Vulva 3.0
Différentes intervenantes s'expriment sur un sujet tabou: la vulve.
PUSSY CONTROL
La vulve sous toutes ses coutures, sans vulgarité ni provocation. A l’heure de l’hyper-sexualisation permanente des femmes et des jeunes filles, ce brillant documentaire allemand cherche avec humour et sérieux à remettre les pendules à l’heure sur la réalité de l’organe génital féminin. Toutes les réalités : chirurgie esthétique, pornographie, excision, éducation sexuelle… les angles d’analyse des relations des femmes avec leur propre corps sont nombreux dans ce film qui ne se veut pas une œuvre à charge mais au contraire une célébration de la diversité biologique féminine. Si l’ensemble se nomme Vulva et non Pussy, Vagina ou autre faux-synonymes, c’est loin d’être un hasard. Car ce qui intéresse ici les deux réalisatrices, c’est ce point anatomique souvent mal vu, mal connu et mal aimé. Cette partie du corps qui pourrait paraître familière mais se révèle une terra incognita aujourd’hui encore embrumée par les tabous, les mythes et les idées reçues. A tel point que la vision détaillée d’une vulve naturelle (avec ses poils, son asymétrie, ses couleurs) s’avère presque choquante, y compris pour une partie du public féminin.
De telles images sont d’ailleurs utilisées dans Vulva 3.0, de manière presque subliminale, couvrant la totalité de l’écran en très gros plans au moment les plus inattendus. La preuve, si besoin était, que le terrain de recherche du film se situe très loin de l’imagerie érotique dominante. Mais Vulva 3.0 ne cherche pas à donner de leçons et, dépourvu de voix off, laisse toute la place à son panel d’intervenantes chercheuses, éducatrices, artistes… L’ensemble parle de représentation, mais aussi beaucoup de réappropriation. D’où le 3.0 du titre : on n’hérite plus seulement de sa vulve, on en dispose.
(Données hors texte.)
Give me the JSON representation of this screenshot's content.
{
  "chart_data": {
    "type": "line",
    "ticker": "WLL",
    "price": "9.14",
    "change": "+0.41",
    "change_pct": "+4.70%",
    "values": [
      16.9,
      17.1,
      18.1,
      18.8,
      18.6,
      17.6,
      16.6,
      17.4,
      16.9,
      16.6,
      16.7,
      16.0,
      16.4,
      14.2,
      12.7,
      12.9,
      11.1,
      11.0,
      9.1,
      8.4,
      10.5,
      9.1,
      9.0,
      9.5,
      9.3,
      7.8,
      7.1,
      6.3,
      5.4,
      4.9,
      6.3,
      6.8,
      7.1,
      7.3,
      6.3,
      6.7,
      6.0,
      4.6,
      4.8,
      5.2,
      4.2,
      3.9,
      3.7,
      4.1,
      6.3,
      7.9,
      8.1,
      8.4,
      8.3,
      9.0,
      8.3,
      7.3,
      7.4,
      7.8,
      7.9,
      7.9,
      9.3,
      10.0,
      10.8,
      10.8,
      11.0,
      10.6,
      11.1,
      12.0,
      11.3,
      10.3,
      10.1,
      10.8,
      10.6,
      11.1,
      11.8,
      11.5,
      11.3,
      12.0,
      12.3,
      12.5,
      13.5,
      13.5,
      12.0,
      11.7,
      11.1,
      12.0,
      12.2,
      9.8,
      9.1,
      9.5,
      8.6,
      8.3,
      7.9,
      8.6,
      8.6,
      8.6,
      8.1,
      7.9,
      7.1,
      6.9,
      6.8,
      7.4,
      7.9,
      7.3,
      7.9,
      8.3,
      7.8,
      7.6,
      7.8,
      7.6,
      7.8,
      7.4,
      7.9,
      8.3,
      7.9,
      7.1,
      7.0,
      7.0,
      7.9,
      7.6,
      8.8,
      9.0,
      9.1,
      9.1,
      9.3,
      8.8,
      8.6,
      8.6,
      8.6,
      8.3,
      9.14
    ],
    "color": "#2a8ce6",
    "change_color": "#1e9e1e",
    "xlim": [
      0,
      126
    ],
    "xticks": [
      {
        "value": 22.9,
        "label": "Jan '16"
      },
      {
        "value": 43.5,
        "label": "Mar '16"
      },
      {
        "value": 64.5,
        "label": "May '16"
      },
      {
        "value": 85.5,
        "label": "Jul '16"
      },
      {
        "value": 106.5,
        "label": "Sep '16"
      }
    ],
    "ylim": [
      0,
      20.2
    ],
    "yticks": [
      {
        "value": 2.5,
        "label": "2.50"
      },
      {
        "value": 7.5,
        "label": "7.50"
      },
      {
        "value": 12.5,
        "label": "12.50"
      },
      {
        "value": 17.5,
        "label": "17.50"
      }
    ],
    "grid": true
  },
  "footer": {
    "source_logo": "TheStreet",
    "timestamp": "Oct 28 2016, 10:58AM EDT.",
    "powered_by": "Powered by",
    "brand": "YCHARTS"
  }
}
Le film commence d’ailleurs son raisonnement par cette question : qu’est-ce qui peut pousser des jeunes filles n’ayant même pas entamé leur vie sexuelle à recourir à la chirurgie esthétique pour gommer une asymétrie ou un volume pourtant naturels ? Le terrible constat de Vulva 3.0 c’est que ce territoire d’ultime intimité est pourtant lui aussi envahi par les normes, et se retrouve face à de nombreux diktats : celui du poil, celui d’une imagerie photoshopée et lissée héritée du porno, celui des interdits paradoxalement issus de l’anti-pornographie, etc. Pour être à l’aise avec nos corps, vaut-il mieux assumer le naturel ou s’assurer que celui-ci correspond à l’image que nous souhaitons en avoir ? Vulva 3.0 ne donne pas de réponse toute faite (et ne juge jamais celles qui choisissent une voie ou l’autre) mais propose au moins d’approfondir la question, en toute connaissance de cause. Des tabous joyeusement dépoussiérés, et une invitation à se réapproprier nos corps : la vulve est aussi un instrument de pouvoir.